I mention this dimension because today is most recently named Divine Mercy Sunday by Pope John Paul II, of happy memory. He made this proclamation in collaboration with Sr Faustina Kowalska and her Divine Mercy devotions. As we talk about these things it is important to mention that this, just as all private revelation, is approved or condemned by the Church to aid us in living our baptismal promises. If the revelations help us to live our faith and nurture and foment our spiritual life and animate our community life, then it is good to use them. If they do not, then we should leave them behind. Many find the Divine Mercy Chaplet and Sr Faustina’s autobiography beneficial, and it is a approved devotion.
Sr Faustina claimed Christ spoke to her and the messages focused on God’s Mercy. God’s Mercy is something we have always recognized, appreciated, and asked for since ancient times and in all rites of the Catholic Church. All rites include this petition today, as well. At the beginning of the Mass we, the Latin Rite, always maintained the Greek phrases Kyrie Eleison and Christe Eleison, translated and said in English today as Lord have Mercy and Christ have Mercy.
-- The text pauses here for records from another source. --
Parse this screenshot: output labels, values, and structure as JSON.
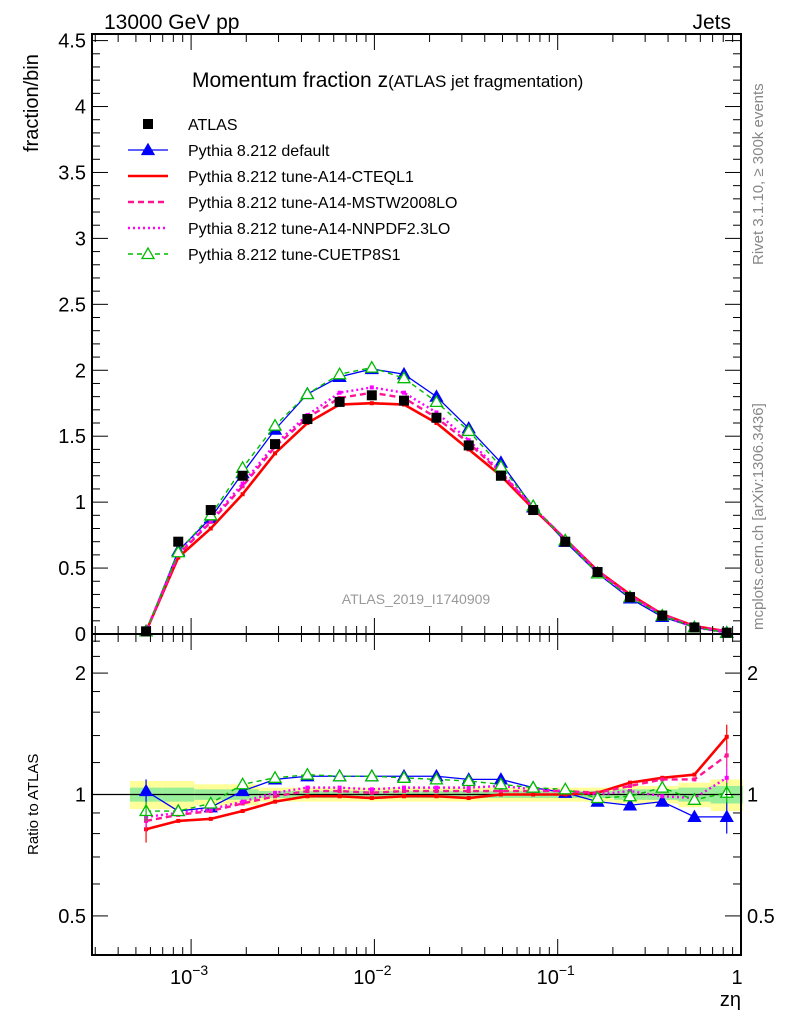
{
  "header": {
    "left": "13000 GeV pp",
    "right": "Jets"
  },
  "side_text": {
    "rivet": "Rivet 3.1.10, ≥ 300k events",
    "mcplots": "mcplots.cern.ch [arXiv:1306.3436]"
  },
  "chart_data": [
    {
      "type": "line",
      "title_main": "Momentum fraction z",
      "title_sub": "(ATLAS jet fragmentation)",
      "ylabel": "fraction/bin",
      "watermark": "ATLAS_2019_I1740909",
      "xscale": "log",
      "xlim": [
        0.000288,
        1
      ],
      "ylim": [
        0,
        4.55
      ],
      "yticks": [
        "0",
        "0.5",
        "1",
        "1.5",
        "2",
        "2.5",
        "3",
        "3.5",
        "4",
        "4.5"
      ],
      "legend_position": "top-left",
      "x": [
        0.000568,
        0.000851,
        0.00128,
        0.00191,
        0.00287,
        0.00431,
        0.00646,
        0.00968,
        0.0145,
        0.0218,
        0.0327,
        0.049,
        0.0735,
        0.11,
        0.165,
        0.248,
        0.372,
        0.557,
        0.836
      ],
      "series": [
        {
          "name": "ATLAS",
          "color": "#000000",
          "style": "data",
          "values": [
            0.02,
            0.7,
            0.94,
            1.2,
            1.44,
            1.63,
            1.76,
            1.81,
            1.77,
            1.64,
            1.43,
            1.2,
            0.94,
            0.7,
            0.47,
            0.28,
            0.14,
            0.05,
            0.01
          ]
        },
        {
          "name": "Pythia 8.212 default",
          "color": "#0000ff",
          "style": "solid-thin",
          "marker": "triangle-filled",
          "values": [
            0.02,
            0.63,
            0.88,
            1.22,
            1.55,
            1.82,
            1.95,
            2.01,
            1.97,
            1.8,
            1.56,
            1.3,
            0.96,
            0.7,
            0.46,
            0.27,
            0.13,
            0.05,
            0.01
          ]
        },
        {
          "name": "Pythia 8.212 tune-A14-CTEQL1",
          "color": "#ff0000",
          "style": "solid-thick",
          "marker": "dot",
          "values": [
            0.02,
            0.58,
            0.8,
            1.06,
            1.37,
            1.6,
            1.74,
            1.75,
            1.74,
            1.6,
            1.4,
            1.2,
            0.95,
            0.72,
            0.48,
            0.3,
            0.15,
            0.06,
            0.02
          ]
        },
        {
          "name": "Pythia 8.212 tune-A14-MSTW2008LO",
          "color": "#ff1493",
          "style": "dashed",
          "marker": "dot",
          "values": [
            0.02,
            0.6,
            0.85,
            1.12,
            1.42,
            1.64,
            1.79,
            1.83,
            1.79,
            1.64,
            1.45,
            1.22,
            0.96,
            0.72,
            0.48,
            0.29,
            0.15,
            0.06,
            0.02
          ]
        },
        {
          "name": "Pythia 8.212 tune-A14-NNPDF2.3LO",
          "color": "#ff00ff",
          "style": "dotted",
          "marker": "dot",
          "values": [
            0.02,
            0.61,
            0.86,
            1.14,
            1.44,
            1.66,
            1.83,
            1.87,
            1.83,
            1.68,
            1.47,
            1.23,
            0.96,
            0.72,
            0.47,
            0.29,
            0.14,
            0.05,
            0.01
          ]
        },
        {
          "name": "Pythia 8.212 tune-CUETP8S1",
          "color": "#00bb00",
          "style": "dashed-thin",
          "marker": "triangle-open",
          "values": [
            0.02,
            0.62,
            0.9,
            1.26,
            1.58,
            1.82,
            1.97,
            2.02,
            1.94,
            1.76,
            1.54,
            1.27,
            0.97,
            0.71,
            0.46,
            0.28,
            0.14,
            0.05,
            0.01
          ]
        }
      ]
    },
    {
      "type": "line",
      "ylabel": "Ratio to ATLAS",
      "xlabel": "zη",
      "xscale": "log",
      "yscale": "log",
      "ylim": [
        0.4,
        2.5
      ],
      "yticks": [
        "0.5",
        "1",
        "2"
      ],
      "xticks": [
        "10^-3",
        "10^-2",
        "10^-1",
        "1"
      ],
      "band_yellow_halfwidth": [
        0.08,
        0.08,
        0.06,
        0.06,
        0.04,
        0.04,
        0.04,
        0.04,
        0.04,
        0.04,
        0.04,
        0.04,
        0.04,
        0.04,
        0.04,
        0.05,
        0.05,
        0.07,
        0.09
      ],
      "band_green_halfwidth": [
        0.04,
        0.04,
        0.03,
        0.03,
        0.02,
        0.02,
        0.02,
        0.02,
        0.02,
        0.02,
        0.02,
        0.02,
        0.02,
        0.02,
        0.02,
        0.03,
        0.03,
        0.04,
        0.05
      ],
      "series": [
        {
          "name": "Pythia 8.212 default",
          "values": [
            1.02,
            0.91,
            0.93,
            1.02,
            1.09,
            1.11,
            1.11,
            1.11,
            1.11,
            1.11,
            1.09,
            1.09,
            1.04,
            1.01,
            0.96,
            0.94,
            0.96,
            0.88,
            0.88
          ],
          "err_first": 0.07,
          "err_last": 0.08
        },
        {
          "name": "Pythia 8.212 tune-A14-CTEQL1",
          "values": [
            0.82,
            0.86,
            0.87,
            0.91,
            0.96,
            0.99,
            0.99,
            0.98,
            0.99,
            0.99,
            0.98,
            1.0,
            1.0,
            1.0,
            1.01,
            1.07,
            1.1,
            1.12,
            1.39
          ],
          "err_first": 0.06,
          "err_last": 0.1
        },
        {
          "name": "Pythia 8.212 tune-A14-MSTW2008LO",
          "values": [
            0.86,
            0.89,
            0.91,
            0.95,
            0.99,
            1.02,
            1.02,
            1.01,
            1.02,
            1.02,
            1.02,
            1.02,
            1.02,
            1.02,
            1.01,
            1.05,
            1.09,
            1.09,
            1.25
          ],
          "err_first": 0.05,
          "err_last": 0.08
        },
        {
          "name": "Pythia 8.212 tune-A14-NNPDF2.3LO",
          "values": [
            0.88,
            0.9,
            0.92,
            0.96,
            1.01,
            1.04,
            1.04,
            1.03,
            1.04,
            1.04,
            1.04,
            1.05,
            1.03,
            1.02,
            1.0,
            1.02,
            0.99,
            0.98,
            1.1
          ],
          "err_first": 0.05,
          "err_last": 0.07
        },
        {
          "name": "Pythia 8.212 tune-CUETP8S1",
          "values": [
            0.91,
            0.91,
            0.95,
            1.06,
            1.1,
            1.12,
            1.11,
            1.11,
            1.1,
            1.09,
            1.08,
            1.06,
            1.04,
            1.03,
            0.98,
            0.99,
            1.04,
            0.97,
            1.01
          ],
          "err_first": 0.05,
          "err_last": 0.06
        }
      ]
    }
  ]
}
We recognize ourselves as sinners and ask God to have mercy on us, to heap his bountiful love on us, to forgive our sins, and to welcome us back into his family, as the Father to his Prodigal Son.
It is fitting for us to reflect on this theme at the end of the Easter Octave, after just living Holy Week where we reflected on Christ’s Passion and Death; He suffered out of Love for us and his Father. He poured His life out for us, died, and then conquered death by His resurrection, offering eternal life to those of us who accept it. He asks us to be open to accept his love and mercy, repent of our sins, confess our sins, receive his forgiveness through the priest, and live with Him now so we will live with him in eternal happiness after this life.
God’s loving Mercy and Forgiveness is not merited—we don’t merit it. We only have to accept it and return his gift of love to him again, as our own gift.